Le Bon, la Brute et le Truand!

- french decision making helen pellerin situational awareness Mar 28, 2020

Québec, Canada, l’hiver! Un couple de sportifs se dirigeait de Québec vers le Parc National des Monts-Valin, un paradis pour la raquette. Ils suivaient les indications de leur GPS - Global Positioning System - jusqu'à ce que leur voiture se coince dans la neige… beaucoup de neige. Ils tentent alors de dégager la voiture en pelletant, mais c’est peine perdue… la voiture s’enlise de plus en plus… Ils sont coincés dans une piste de motoneige! Comment cela a-t-il pu arriver? Pourtant, ils suivaient strictement les indications du GPS!

 

En fait, c’est peut-être la raison… ils suivaient strictement les indications du GPS. Ils se fiaient à leur outil de géolocalisation à 100%, sans se questionner… pire… sans réfléchir. Lorsque l'indication fut de tourner à gauche, ils ont fait confiance au GPS et ont obéi. Ils n'ont pas remarqué les changements dans la chaussée qui devenait complètement recouverte de neige, ni les poteaux rouges et bleus qui étaient apparus sur les côtés de la route depuis les 3 derniers kilomètres, délimitant la piste de motoneige. Lorsqu’ils ont réalisé la situation précaire dans laquelle ils étaient, ils ont voulu appeler à l’aide, mais dans cette région, il leur a fallu un peu plus de 2 heures de marche afin d’obtenir un signal cellulaire. Il a ensuite fallu 10 heures de plus pour les sortir de là… avec l'aide d'une équipe de motoneigistes et d'une surfaceuse. S'agissait-il du premier événement du genre? Malheureusement non. Un hiver sur deux, un événement similaire est relayé par les médias.
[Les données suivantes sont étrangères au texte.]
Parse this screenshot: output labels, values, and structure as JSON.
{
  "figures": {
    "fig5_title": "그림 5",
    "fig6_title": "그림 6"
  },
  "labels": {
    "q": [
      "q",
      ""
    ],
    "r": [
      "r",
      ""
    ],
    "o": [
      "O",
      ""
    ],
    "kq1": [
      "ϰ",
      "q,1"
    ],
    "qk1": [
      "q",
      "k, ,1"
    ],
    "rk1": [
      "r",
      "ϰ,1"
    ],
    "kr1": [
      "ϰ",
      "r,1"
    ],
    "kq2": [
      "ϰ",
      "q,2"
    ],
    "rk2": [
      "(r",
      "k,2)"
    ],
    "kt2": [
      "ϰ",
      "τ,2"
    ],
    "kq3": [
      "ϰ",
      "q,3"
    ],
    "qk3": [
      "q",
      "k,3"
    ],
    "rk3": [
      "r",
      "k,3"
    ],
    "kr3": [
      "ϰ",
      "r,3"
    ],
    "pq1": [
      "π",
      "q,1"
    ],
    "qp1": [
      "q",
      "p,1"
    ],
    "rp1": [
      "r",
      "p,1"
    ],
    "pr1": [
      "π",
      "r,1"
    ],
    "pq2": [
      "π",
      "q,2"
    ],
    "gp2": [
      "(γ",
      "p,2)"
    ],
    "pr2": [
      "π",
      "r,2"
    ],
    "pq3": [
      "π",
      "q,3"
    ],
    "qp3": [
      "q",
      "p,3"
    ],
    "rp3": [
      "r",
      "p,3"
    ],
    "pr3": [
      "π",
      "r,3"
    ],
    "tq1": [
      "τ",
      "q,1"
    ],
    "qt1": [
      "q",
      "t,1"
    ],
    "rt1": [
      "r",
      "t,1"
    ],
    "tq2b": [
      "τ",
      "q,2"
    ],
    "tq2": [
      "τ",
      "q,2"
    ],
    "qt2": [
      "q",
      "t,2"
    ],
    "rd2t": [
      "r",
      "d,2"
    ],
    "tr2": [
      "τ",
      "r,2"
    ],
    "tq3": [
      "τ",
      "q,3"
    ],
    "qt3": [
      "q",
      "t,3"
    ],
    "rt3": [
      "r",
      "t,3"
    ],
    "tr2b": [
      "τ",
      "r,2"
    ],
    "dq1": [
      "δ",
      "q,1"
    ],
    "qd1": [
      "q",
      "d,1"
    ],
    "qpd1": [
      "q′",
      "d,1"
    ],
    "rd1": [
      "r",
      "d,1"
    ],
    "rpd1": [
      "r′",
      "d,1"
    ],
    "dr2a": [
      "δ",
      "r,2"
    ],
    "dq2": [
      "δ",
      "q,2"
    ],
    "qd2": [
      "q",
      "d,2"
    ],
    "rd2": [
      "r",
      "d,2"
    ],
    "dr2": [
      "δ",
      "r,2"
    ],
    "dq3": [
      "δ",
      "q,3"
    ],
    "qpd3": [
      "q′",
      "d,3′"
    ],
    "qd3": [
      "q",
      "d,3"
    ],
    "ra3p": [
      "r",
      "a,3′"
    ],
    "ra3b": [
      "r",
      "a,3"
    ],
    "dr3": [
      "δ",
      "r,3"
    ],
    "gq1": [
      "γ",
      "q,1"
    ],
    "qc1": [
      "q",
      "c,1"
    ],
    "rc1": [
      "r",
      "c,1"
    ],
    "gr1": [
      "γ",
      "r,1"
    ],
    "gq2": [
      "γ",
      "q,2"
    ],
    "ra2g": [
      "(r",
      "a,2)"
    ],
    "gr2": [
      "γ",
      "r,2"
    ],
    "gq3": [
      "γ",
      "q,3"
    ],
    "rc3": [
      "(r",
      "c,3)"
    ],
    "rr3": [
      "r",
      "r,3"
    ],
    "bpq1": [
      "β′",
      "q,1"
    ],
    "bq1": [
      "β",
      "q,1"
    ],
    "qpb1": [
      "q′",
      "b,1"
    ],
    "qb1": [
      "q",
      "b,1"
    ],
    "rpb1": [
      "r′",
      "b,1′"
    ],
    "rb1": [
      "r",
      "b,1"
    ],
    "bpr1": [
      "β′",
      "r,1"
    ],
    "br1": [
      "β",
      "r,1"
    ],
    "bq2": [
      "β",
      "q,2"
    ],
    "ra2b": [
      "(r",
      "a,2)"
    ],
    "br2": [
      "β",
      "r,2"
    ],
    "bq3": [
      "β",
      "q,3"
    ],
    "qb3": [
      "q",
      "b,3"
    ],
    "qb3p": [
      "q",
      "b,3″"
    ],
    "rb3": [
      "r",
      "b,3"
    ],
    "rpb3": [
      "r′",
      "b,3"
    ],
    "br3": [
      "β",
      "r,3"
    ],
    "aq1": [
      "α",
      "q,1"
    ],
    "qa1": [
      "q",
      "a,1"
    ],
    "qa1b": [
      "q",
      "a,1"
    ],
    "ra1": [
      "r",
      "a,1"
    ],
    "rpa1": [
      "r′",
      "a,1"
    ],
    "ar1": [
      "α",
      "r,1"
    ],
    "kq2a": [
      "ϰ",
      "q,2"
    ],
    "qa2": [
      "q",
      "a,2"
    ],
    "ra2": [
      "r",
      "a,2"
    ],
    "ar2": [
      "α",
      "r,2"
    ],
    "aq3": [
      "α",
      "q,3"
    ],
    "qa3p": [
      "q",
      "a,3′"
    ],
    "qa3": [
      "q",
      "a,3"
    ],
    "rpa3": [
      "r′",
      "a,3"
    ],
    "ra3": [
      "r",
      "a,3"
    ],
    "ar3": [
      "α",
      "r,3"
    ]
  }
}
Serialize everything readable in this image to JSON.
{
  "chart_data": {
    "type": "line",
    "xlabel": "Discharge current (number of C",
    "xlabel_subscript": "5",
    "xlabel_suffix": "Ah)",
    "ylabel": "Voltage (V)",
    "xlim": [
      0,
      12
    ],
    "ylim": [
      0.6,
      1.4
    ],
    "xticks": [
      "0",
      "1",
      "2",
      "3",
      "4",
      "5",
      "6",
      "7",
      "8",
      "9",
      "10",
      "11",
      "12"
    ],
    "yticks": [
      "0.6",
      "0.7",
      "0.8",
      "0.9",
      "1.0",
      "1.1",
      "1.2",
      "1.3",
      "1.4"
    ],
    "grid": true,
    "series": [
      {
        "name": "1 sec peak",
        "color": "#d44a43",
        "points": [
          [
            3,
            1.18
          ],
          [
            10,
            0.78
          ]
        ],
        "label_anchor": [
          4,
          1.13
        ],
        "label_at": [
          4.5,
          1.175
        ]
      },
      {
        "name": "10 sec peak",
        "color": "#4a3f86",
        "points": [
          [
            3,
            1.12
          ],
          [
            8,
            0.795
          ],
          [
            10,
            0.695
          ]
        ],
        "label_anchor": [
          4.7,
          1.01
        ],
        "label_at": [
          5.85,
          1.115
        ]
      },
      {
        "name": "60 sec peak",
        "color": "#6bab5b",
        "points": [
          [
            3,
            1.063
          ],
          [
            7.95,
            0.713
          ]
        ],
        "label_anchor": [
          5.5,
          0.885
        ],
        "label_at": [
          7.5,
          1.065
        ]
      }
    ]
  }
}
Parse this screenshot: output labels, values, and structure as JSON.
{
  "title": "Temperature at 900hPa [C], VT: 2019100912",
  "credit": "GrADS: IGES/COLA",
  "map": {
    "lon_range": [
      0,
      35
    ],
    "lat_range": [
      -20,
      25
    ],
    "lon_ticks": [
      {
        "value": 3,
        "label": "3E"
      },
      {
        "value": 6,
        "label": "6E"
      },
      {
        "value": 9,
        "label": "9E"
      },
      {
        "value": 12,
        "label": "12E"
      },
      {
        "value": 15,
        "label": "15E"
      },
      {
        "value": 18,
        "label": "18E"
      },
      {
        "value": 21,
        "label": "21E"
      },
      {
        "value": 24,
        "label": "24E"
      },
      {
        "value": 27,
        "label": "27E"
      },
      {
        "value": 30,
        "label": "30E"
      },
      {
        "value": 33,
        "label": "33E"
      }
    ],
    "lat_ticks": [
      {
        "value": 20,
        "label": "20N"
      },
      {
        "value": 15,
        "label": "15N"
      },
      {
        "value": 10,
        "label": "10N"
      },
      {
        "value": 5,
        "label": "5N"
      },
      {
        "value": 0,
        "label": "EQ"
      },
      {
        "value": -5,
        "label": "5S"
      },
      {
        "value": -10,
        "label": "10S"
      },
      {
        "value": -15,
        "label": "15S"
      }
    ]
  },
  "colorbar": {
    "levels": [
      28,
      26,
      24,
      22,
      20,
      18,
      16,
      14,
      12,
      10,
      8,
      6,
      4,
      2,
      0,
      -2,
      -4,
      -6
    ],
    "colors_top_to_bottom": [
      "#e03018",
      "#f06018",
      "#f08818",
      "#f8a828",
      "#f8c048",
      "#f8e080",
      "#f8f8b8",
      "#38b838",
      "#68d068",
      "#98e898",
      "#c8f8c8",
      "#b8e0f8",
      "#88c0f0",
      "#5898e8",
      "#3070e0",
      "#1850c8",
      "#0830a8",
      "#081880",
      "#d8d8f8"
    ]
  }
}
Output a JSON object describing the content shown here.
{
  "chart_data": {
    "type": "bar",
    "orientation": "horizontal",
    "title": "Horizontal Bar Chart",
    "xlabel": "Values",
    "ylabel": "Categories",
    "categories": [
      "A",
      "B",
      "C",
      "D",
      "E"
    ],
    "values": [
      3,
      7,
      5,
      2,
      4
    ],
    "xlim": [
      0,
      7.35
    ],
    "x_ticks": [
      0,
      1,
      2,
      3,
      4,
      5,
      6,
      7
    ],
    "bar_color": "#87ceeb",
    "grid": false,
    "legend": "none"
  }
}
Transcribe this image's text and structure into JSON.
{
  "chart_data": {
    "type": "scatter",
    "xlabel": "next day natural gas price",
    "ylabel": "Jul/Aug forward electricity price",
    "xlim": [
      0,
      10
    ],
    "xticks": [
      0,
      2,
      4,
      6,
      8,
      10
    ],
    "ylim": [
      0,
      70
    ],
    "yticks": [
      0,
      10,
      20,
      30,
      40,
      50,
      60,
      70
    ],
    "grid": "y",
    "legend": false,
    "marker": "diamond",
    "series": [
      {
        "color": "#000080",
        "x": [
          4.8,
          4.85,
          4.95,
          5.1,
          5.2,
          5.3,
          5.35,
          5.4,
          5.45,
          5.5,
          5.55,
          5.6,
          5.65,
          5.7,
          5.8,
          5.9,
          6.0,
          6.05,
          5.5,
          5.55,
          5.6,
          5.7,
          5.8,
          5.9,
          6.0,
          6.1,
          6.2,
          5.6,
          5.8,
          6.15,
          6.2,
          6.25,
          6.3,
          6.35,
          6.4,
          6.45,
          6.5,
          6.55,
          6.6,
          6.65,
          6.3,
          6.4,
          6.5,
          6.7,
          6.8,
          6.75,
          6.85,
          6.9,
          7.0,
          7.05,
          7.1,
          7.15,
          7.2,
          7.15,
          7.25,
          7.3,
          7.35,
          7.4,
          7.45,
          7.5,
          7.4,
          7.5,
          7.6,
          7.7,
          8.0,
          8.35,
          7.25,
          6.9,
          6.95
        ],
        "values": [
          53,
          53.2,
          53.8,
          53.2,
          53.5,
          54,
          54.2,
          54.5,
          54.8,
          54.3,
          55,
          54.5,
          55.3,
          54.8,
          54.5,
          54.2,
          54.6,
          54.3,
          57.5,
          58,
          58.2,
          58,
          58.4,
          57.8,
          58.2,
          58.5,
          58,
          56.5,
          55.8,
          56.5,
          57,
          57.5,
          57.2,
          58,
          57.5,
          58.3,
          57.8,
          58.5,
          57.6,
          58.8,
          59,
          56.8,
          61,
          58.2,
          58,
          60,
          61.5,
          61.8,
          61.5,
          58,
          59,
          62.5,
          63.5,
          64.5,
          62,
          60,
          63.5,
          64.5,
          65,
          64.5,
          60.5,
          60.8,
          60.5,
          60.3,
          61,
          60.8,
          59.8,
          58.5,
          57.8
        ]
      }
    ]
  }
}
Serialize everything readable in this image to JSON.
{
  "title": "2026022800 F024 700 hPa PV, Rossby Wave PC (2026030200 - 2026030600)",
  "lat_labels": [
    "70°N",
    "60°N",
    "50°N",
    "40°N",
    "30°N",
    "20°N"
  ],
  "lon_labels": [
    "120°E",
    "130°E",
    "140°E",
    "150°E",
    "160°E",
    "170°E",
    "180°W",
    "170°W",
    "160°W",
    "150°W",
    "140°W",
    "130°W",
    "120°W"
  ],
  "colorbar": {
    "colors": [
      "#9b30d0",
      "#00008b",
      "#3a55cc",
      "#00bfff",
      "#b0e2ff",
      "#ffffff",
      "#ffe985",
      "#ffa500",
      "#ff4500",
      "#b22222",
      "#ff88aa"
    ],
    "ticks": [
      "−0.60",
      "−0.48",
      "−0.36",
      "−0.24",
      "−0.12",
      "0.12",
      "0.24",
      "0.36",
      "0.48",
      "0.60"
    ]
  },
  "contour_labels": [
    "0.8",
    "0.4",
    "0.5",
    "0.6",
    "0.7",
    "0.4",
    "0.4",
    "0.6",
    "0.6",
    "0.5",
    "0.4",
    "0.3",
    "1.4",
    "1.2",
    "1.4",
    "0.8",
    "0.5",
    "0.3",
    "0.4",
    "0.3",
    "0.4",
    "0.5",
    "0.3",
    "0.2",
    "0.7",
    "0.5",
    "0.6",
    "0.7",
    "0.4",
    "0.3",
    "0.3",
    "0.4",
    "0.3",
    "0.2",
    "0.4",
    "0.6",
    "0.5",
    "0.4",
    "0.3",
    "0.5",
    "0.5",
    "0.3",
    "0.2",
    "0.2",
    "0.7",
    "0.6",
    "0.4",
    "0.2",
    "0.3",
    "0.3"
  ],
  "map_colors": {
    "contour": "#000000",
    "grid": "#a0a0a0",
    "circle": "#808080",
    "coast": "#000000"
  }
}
Mais pourquoi donc? Quelle est la raison de ces événements improbables?

La réponse à cette question est ‘’l’automatisation’’. L'automatisation et la confiance qu’on lui porte. L'automatisation est la technologie par laquelle un processus ou une procédure est effectuée avec une assistance humaine minimale. L'automatisation est d'une grande utilité. Elle nous permet d'effectuer des tâches avec moins d'effort, en moins de temps, avec un degré de qualité, d'exactitude et de précision plus élevé et avec moins d'erreurs. Que pourrions-nous demander de plus? Malheureusement, cela a aussi un coût: l'absence de la nécessité pour l'humain d'être conscient de son environnement et l'absence de la nécessité de comprendre les principes sous-jacents au bon fonctionnement de l’outil technologique. Et si nous tombons dans ces pièges, les conséquences peuvent être majeures. L'automatisation se traduit trop souvent par un arrêt de surveillance. Nous arrêtons d’enregistrer les nouvelles informations provenant de l'environnement, ce qui signifie que nous arrêtons de construire des modèles mentaux. Nous arrêtons d’apprendre activement. Nous devenons dépendants de la technologie. Nous ne remettons pas en question l’outil et nous lui obéissons aveuglément. De plus, si l'aide ou l'outil automatisé tombe en panne, nous ne sommes pas en mesure de compenser sa perte. Plus nous sommes habitués à travailler avec un équipement automatisé, moins nous sommes prêts à travailler sans lui à pied levé.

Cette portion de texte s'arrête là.